I am still ahead of target for my walking goal for the year, even though walking backwards and forwards with boxes has contributed more to the total than nice leisurely walks in the countryside in the last couple of weeks. Miles walked to the end of June were 998 (vs target of 874**). I have walked the equivalent of reaching John O’Groats and started the return journey.

Hot off the press: we have just heard that a property that we were very interested in, but missed out on to a higher bidder a couple of months ago, has fallen through. We are hoping there may now be a deal to be done with the property now being ‘off market’. Watch this space………

*Includes £500 per month personal allowances (£250 each), which may not be spent in the month, but which is not tracked. Some of it may show up in the freedom fund in the future, if savings build up and are invested.
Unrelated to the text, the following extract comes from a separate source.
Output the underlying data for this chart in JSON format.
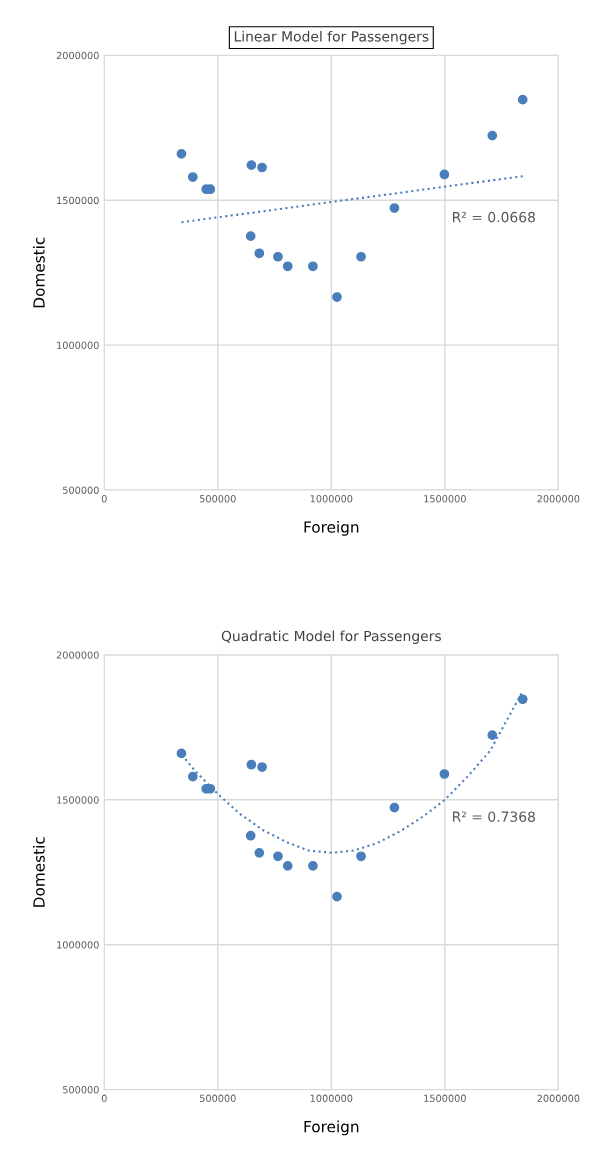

** I challenged myself to walk the equivalent of Lands End to John O’Groats and back in 2022. This is the longest overland distance between 2 points on the UK mainland.

4 thoughts on “Financial Independence + 30 months, June Update

  1. Steve says:

    Great update! Keep us posted.


  2. Al Cam says:

    Nice update – things really are moving apace now!
    Couple of thoughts, if I may:
    1) re FSCS protection, in your circumstances the scheme offers temporary protection to a much higher limit (IIRC £1M) , see:
    2) interesting that you have gone for monthly, as opposed to annual, topping up – could this approach not incur excess fees/admin?


    1. You are quite correct that there is special FSCS protection short term for ‘life events’. As any savings account with an interest rate worth having has a limit, we will be splitting the cash up anyway. We don’t know how long it will be until the money is needed, so we figured we’d take this into account also.
      Fair point about the fees. I like the idea of the agility monthly withdrawals will give us to respond to changing circumstances. This may be something to monitor and optimize over time.


      1. Al Cam says:

        Fair comments.
        One other thing to bear in mind is that monthly spending is normally a lot more volatile than annual spend. IIRC our data (albeit across several years) shows something like 20:1 vs 2:1. Anyway, I am sure you will work out what works best for you.
        FWIW, I did a [FSCS limit] chunking exercise once before. I did this just a few months after I had consolidated savings into Northern Rock – which then went on to have serious troubles. I seem to recall the chunking was a slower and rather more painful exercise than the consolidation – but maybe things are better now.